How to Use the OCR Server

This guide provides an overview of the OCR API and how to use it. For information on what OCR can do, refer to the OCR overview guide.

API Overview

Document Engine allows you to perform OCR using the ocr action in the Build API. This can be either applied directly on upload or used with existing documents.

Running OCR on Upload

You can run OCR when uploading your document by providing the OCR action inside the instructions parameter.

curl -X POST http://localhost:5000/api/documents \
  -H "Authorization: Token token=<API token>" \
  -F instructions='{
  "parts": [
    {
      "file": "file-part"
    }
  ],
  "actions": [
    {
      "type": "ocr",
      "language": "english"
    }
  ]
}' \
  -F document=@/path/to/Example Document.pdf \
  -o result.pdf
POST /api/documents HTTP/1.1
Content-Type: multipart/form-data; boundary=customboundary
Authorization: Token token=<API token>

--customboundary
Content-Disposition: form-data; name="instructions"
Content-Type: application/json

{
  "parts": [
    {
      "file": "file-part"
    }
  ],
  "actions": [
    {
      "type": "ocr",
      "language": "english"
    }
  ]
}
--customboundary
Content-Disposition: form-data; name="document"; filename="Example Document.pdf"
Content-Type: application/pdf

<PDF data>
--customboundary--

Applying OCR to Existing Documents and Persisting the Result

You can also run OCR on documents you’ve already uploaded by using the apply_instructions endpoint.

curl -X POST http://localhost:5000/api/documents/:document_id/apply_instructions \
  -H 'Authorization: Token token=<API token>' \
  -H "Content-Type: application/json" \
  -d '{
  "parts": [
    {
      "document": {
        "id": "#self"
      }
    }
  ],
  "actions": [
    {
      "type": "ocr",
      "language": "english"
    }
  ]
}' \
  -o result.pdf
POST /api/documents/:document_id/apply_instructions HTTP/1.1
Content-Type: application/json
Authorization: Token token=<API token>

{
  "parts": [
    {
      "document": {
        "id": "#self"
      }
    }
  ],
  "actions": [
    {
      "type": "ocr",
      "language": "english"
    }
  ]
}

Note that the current document can be referred to by using the #self anchor:

{
  "document": { "id": "#self" }
}

Performing OCR and Downloading the Result

You can also run OCR as part of the Build API request.
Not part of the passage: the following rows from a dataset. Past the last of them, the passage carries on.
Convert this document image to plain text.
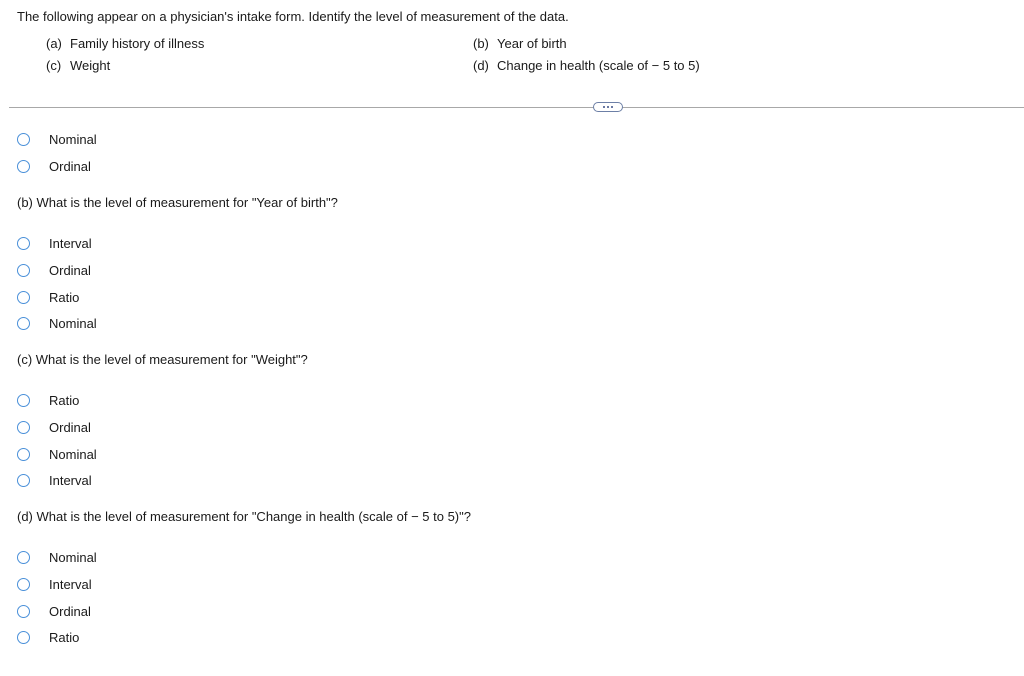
The following appear on a physician's intake form. Identify the level of measurement of the data.
(a) Family history of illness	(b) Year of birth
(c) Weight	(d) Change in health (scale of − 5 to 5)
Nominal
Ordinal
(b) What is the level of measurement for "Year of birth"?
Interval
Ordinal
Ratio
Nominal
(c) What is the level of measurement for "Weight"?
Ratio
Ordinal
Nominal
Interval
(d) What is the level of measurement for "Change in health (scale of − 5 to 5)"?
Nominal
Interval
Ordinal
Ratio
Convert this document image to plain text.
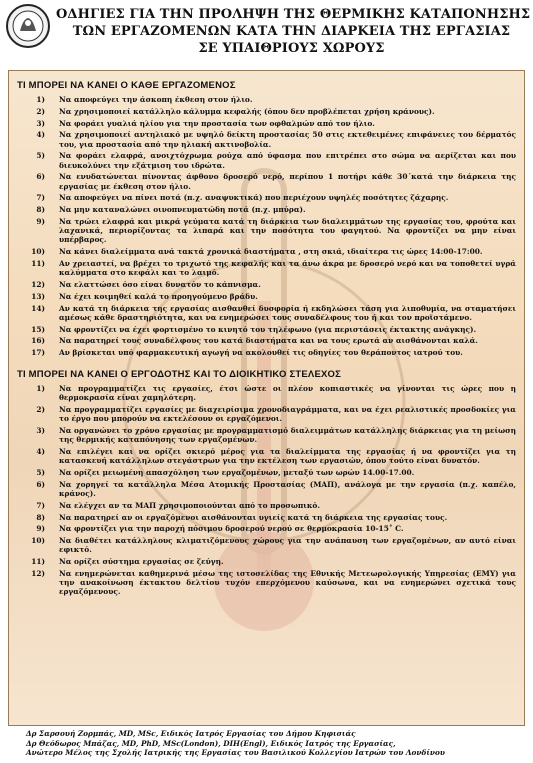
ΟΔΗΓΙΕΣ ΓΙΑ ΤΗΝ ΠΡΟΛΗΨΗ ΤΗΣ ΘΕΡΜΙΚΗΣ ΚΑΤΑΠΟΝΗΣΗΣ
ΤΩΝ ΕΡΓΑΖΟΜΕΝΩΝ ΚΑΤΑ ΤΗΝ ΔΙΑΡΚΕΙΑ ΤΗΣ ΕΡΓΑΣΙΑΣ
ΣΕ ΥΠΑΙΘΡΙΟΥΣ ΧΩΡΟΥΣ
ΤΙ ΜΠΟΡΕΙ ΝΑ ΚΑΝΕΙ Ο ΚΑΘΕ ΕΡΓΑΖΟΜΕΝΟΣ
1) Να αποφεύγει την άσκοπη έκθεση στον ήλιο.
2) Να χρησιμοποιεί κατάλληλο κάλυμμα κεφαλής (όπου δεν προβλέπεται χρήση κράνους).
3) Να φοράει γυαλιά ηλίου για την προστασία των οφθαλμών από τον ήλιο.
4) Να χρησιμοποιεί αντηλιακό με υψηλό δείκτη προστασίας 50 στις εκτεθειμένες επιφάνειες του δέρματός του, για προστασία από την ηλιακή ακτινοβολία.
5) Να φοράει ελαφρά, ανοιχτόχρωμα ρούχα από ύφασμα που επιτρέπει στο σώμα να αερίζεται και που διευκολύνει την εξάτμιση του ιδρώτα.
6) Να ενυδατώνεται πίνοντας άφθονο δροσερό νερό, περίπου 1 ποτήρι κάθε 30΄κατά την διάρκεια της εργασίας με έκθεση στον ήλιο.
7) Να αποφεύγει να πίνει ποτά (π.χ. αναψυκτικά) που περιέχουν υψηλές ποσότητες ζάχαρης.
8) Να μην καταναλώνει οινοπνευματώδη ποτά (π.χ. μπύρα).
9) Να τρώει ελαφρά και μικρά γεύματα κατά τη διάρκεια των διαλειμμάτων της εργασίας του, φρούτα και λαχανικά, περιορίζοντας τα λιπαρά και την ποσότητα του φαγητού. Να φροντίζει να μην είναι υπέρβαρος.
10) Να κάνει διαλείμματα ανά τακτά χρονικά διαστήματα , στη σκιά, ιδιαίτερα τις ώρες 14:00-17:00.
11) Αν χρειαστεί, να βρέχει το τριχωτό της κεφαλής και τα άνω άκρα με δροσερό νερό και να τοποθετεί υγρά καλύμματα στο κεφάλι και το λαιμό.
12) Να ελαττώσει όσο είναι δυνατόν το κάπνισμα.
13) Να έχει κοιμηθεί καλά το προηγούμενο βράδυ.
14) Αν κατά τη διάρκεια της εργασίας αισθανθεί δυσφορία ή εκδηλώσει τάση για λιποθυμία, να σταματήσει αμέσως κάθε δραστηριότητα, και να ενημερώσει τους συναδέλφους του ή και τον προϊστάμενο.
15) Να φροντίζει να έχει φορτισμένο το κινητό του τηλέφωνο (για περιστάσεις έκτακτης ανάγκης).
16) Να παρατηρεί τους συναδέλφους του κατά διαστήματα και να τους ερωτά αν αισθάνονται καλά.
17) Αν βρίσκεται υπό φαρμακευτική αγωγή να ακολουθεί τις οδηγίες του θεράποντος ιατρού του.
ΤΙ ΜΠΟΡΕΙ ΝΑ ΚΑΝΕΙ Ο ΕΡΓΟΔΟΤΗΣ ΚΑΙ ΤΟ ΔΙΟΙΚΗΤΙΚΟ ΣΤΕΛΕΧΟΣ
1) Να προγραμματίζει τις εργασίες, έτσι ώστε οι πλέον κοπιαστικές να γίνονται τις ώρες που η θερμοκρασία είναι χαμηλότερη.
2) Να προγραμματίζει εργασίες με διαχειρίσιμα χρονοδιαγράμματα, και να έχει ρεαλιστικές προσδοκίες για το έργο που μπορούν να εκτελέσουν οι εργαζόμενοι.
3) Να οργανώνει το χρόνο εργασίας με προγραμματισμό διαλειμμάτων κατάλληλης διάρκειας για τη μείωση της θερμικής καταπόνησης των εργαζομένων.
4) Να επιλέγει και να ορίζει σκιερό μέρος για τα διαλείμματα της εργασίας ή να φροντίζει για τη κατασκευή κατάλληλων στεγάστρων για την εκτέλεση των εργασιών, όπου τούτο είναι δυνατόν.
5) Να ορίζει μειωμένη απασχόληση των εργαζομένων, μεταξύ των ωρών 14.00-17.00.
6) Να χορηγεί τα κατάλληλα Μέσα Ατομικής Προστασίας (ΜΑΠ), ανάλογα με την εργασία (π.χ. καπέλο, κράνος).
7) Να ελέγχει αν τα ΜΑΠ χρησιμοποιούνται από το προσωπικό.
8) Να παρατηρεί αν οι εργαζόμενοι αισθάνονται υγιείς κατά τη διάρκεια της εργασίας τους.
9) Να φροντίζει για την παροχή πόσιμου δροσερού νερού σε θερμοκρασία 10-15˚ C.
10) Να διαθέτει κατάλληλους κλιματιζόμενους χώρους για την ανάπαυση των εργαζομένων, αν αυτό είναι εφικτό.
11) Να ορίζει σύστημα εργασίας σε ζεύγη.
12) Να ενημερώνεται καθημερινά μέσω της ιστοσελίδας της Εθνικής Μετεωρολογικής Υπηρεσίας (ΕΜΥ) για την ανακοίνωση έκτακτου δελτίου τυχόν επερχόμενου καύσωνα, και να ενημερώνει σχετικά τους εργαζόμενους.
Δρ Σαρσουή Ζορμπάς, MD, MSc, Ειδικός Ιατρός Εργασίας του Δήμου Κηφισιάς
Δρ Θεόδωρος Μπάζας, MD, PhD, MSc(London), DIH(Engl), Ειδικός Ιατρός της Εργασίας,
Ανώτερο Μέλος της Σχολής Ιατρικής της Εργασίας του Βασιλικού Κολλεγίου Ιατρών του Λονδίνου
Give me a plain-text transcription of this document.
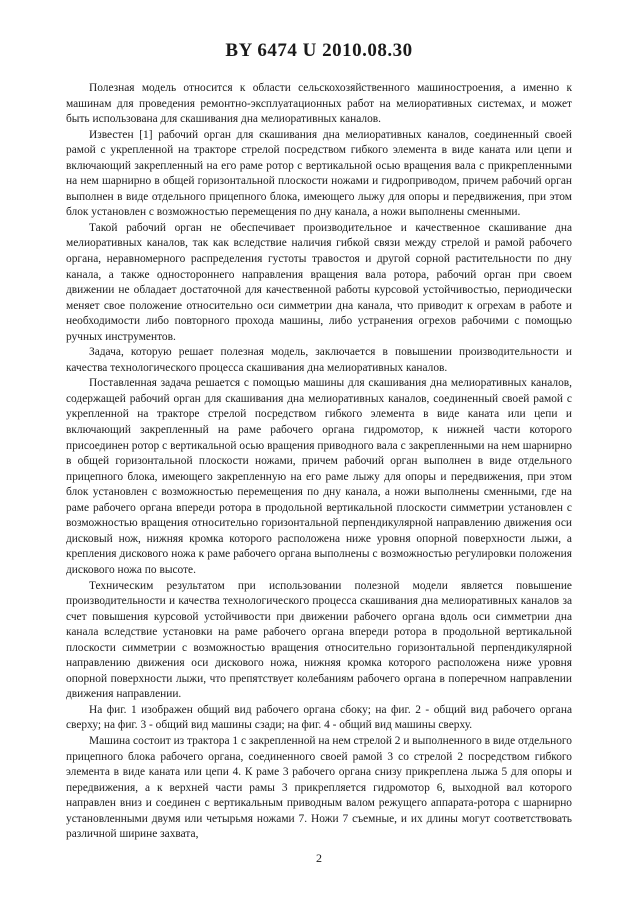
BY 6474 U 2010.08.30

Полезная модель относится к области сельскохозяйственного машиностроения, а именно к машинам для проведения ремонтно-эксплуатационных работ на мелиоративных системах, и может быть использована для скашивания дна мелиоративных каналов.

Известен [1] рабочий орган для скашивания дна мелиоративных каналов, соединенный своей рамой с укрепленной на тракторе стрелой посредством гибкого элемента в виде каната или цепи и включающий закрепленный на его раме ротор с вертикальной осью вращения вала с прикрепленными на нем шарнирно в общей горизонтальной плоскости ножами и гидроприводом, причем рабочий орган выполнен в виде отдельного прицепного блока, имеющего лыжу для опоры и передвижения, при этом блок установлен с возможностью перемещения по дну канала, а ножи выполнены сменными.

Такой рабочий орган не обеспечивает производительное и качественное скашивание дна мелиоративных каналов, так как вследствие наличия гибкой связи между стрелой и рамой рабочего органа, неравномерного распределения густоты травостоя и другой сорной растительности по дну канала, а также одностороннего направления вращения вала ротора, рабочий орган при своем движении не обладает достаточной для качественной работы курсовой устойчивостью, периодически меняет свое положение относительно оси симметрии дна канала, что приводит к огрехам в работе и необходимости либо повторного прохода машины, либо устранения огрехов рабочими с помощью ручных инструментов.

Задача, которую решает полезная модель, заключается в повышении производительности и качества технологического процесса скашивания дна мелиоративных каналов.

Поставленная задача решается с помощью машины для скашивания дна мелиоративных каналов, содержащей рабочий орган для скашивания дна мелиоративных каналов, соединенный своей рамой с укрепленной на тракторе стрелой посредством гибкого элемента в виде каната или цепи и включающий закрепленный на раме рабочего органа гидромотор, к нижней части которого присоединен ротор с вертикальной осью вращения приводного вала с закрепленными на нем шарнирно в общей горизонтальной плоскости ножами, причем рабочий орган выполнен в виде отдельного прицепного блока, имеющего закрепленную на его раме лыжу для опоры и передвижения, при этом блок установлен с возможностью перемещения по дну канала, а ножи выполнены сменными, где на раме рабочего органа впереди ротора в продольной вертикальной плоскости симметрии установлен с возможностью вращения относительно горизонтальной перпендикулярной направлению движения оси дисковый нож, нижняя кромка которого расположена ниже уровня опорной поверхности лыжи, а крепления дискового ножа к раме рабочего органа выполнены с возможностью регулировки положения дискового ножа по высоте.

Техническим результатом при использовании полезной модели является повышение производительности и качества технологического процесса скашивания дна мелиоративных каналов за счет повышения курсовой устойчивости при движении рабочего органа вдоль оси симметрии дна канала вследствие установки на раме рабочего органа впереди ротора в продольной вертикальной плоскости симметрии с возможностью вращения относительно горизонтальной перпендикулярной направлению движения оси дискового ножа, нижняя кромка которого расположена ниже уровня опорной поверхности лыжи, что препятствует колебаниям рабочего органа в поперечном направлении движения направлении.

На фиг. 1 изображен общий вид рабочего органа сбоку; на фиг. 2 - общий вид рабочего органа сверху; на фиг. 3 - общий вид машины сзади; на фиг. 4 - общий вид машины сверху.

Машина состоит из трактора 1 с закрепленной на нем стрелой 2 и выполненного в виде отдельного прицепного блока рабочего органа, соединенного своей рамой 3 со стрелой 2 посредством гибкого элемента в виде каната или цепи 4. К раме 3 рабочего органа снизу прикреплена лыжа 5 для опоры и передвижения, а к верхней части рамы 3 прикрепляется гидромотор 6, выходной вал которого направлен вниз и соединен с вертикальным приводным валом режущего аппарата-ротора с шарнирно установленными двумя или четырьмя ножами 7. Ножи 7 съемные, и их длины могут соответствовать различной ширине захвата,

2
This method allows you to upload input documents and retrieve the result without storing anything in Document Engine’s persistent storage.

curl -X POST http://localhost:5000/api/build \
  -H "Authorization: Token token=<API token>" \
  -F instructions='{
  "parts": [
    {
      "file": "file-part"
    }
  ],
  "actions": [
    {
      "type": "ocr",
      "language": "english"
    }
  ]
}' \
  -F document=@/path/to/Example Document.pdf \
  -o result.pdf
POST /api/build HTTP/1.1
Content-Type: multipart/form-data; boundary=customboundary
Authorization: Token token=<API token>

--customboundary
Content-Disposition: form-data; name="instructions"
Content-Type: application/json

{
  "parts": [
    {
      "file": "file-part"
    }
  ],
  "actions": [
    {
      "type": "ocr",
      "language": "english"
    }
  ]
}
--customboundary
Content-Disposition: form-data; name="document"; filename="Example Document.pdf"
Content-Type: application/pdf

<PDF data>
--customboundary--

Performance Considerations

Running OCR is a CPU-bound single-threaded operation. This means performing many parallel OCR operations on a single Document Engine instance can cause a high load for extended periods of time. We did some performance testing using our development hardware (2.4 GHz 8-core Intel Core i9 9980HK, 32 GB RAM, running a single OCR operation at a time), which should give you an idea of what kinds of speed you can expect given your server infrastructure:

  • Running OCR on a 6-page document: ~35–40 seconds to run OCR on the entire document, ~6–11 seconds to run OCR on a single page.

  • Running OCR on a 1-page document: ~3–4 seconds to run OCR on the page.

Things that affect how fast OCR will be performed:

  • The amount of pages in the document.

  • The amount of pages OCR will be performed on.

  • The content of the pages OCR will be performed on.

  • The single-threaded performance of your server hardware.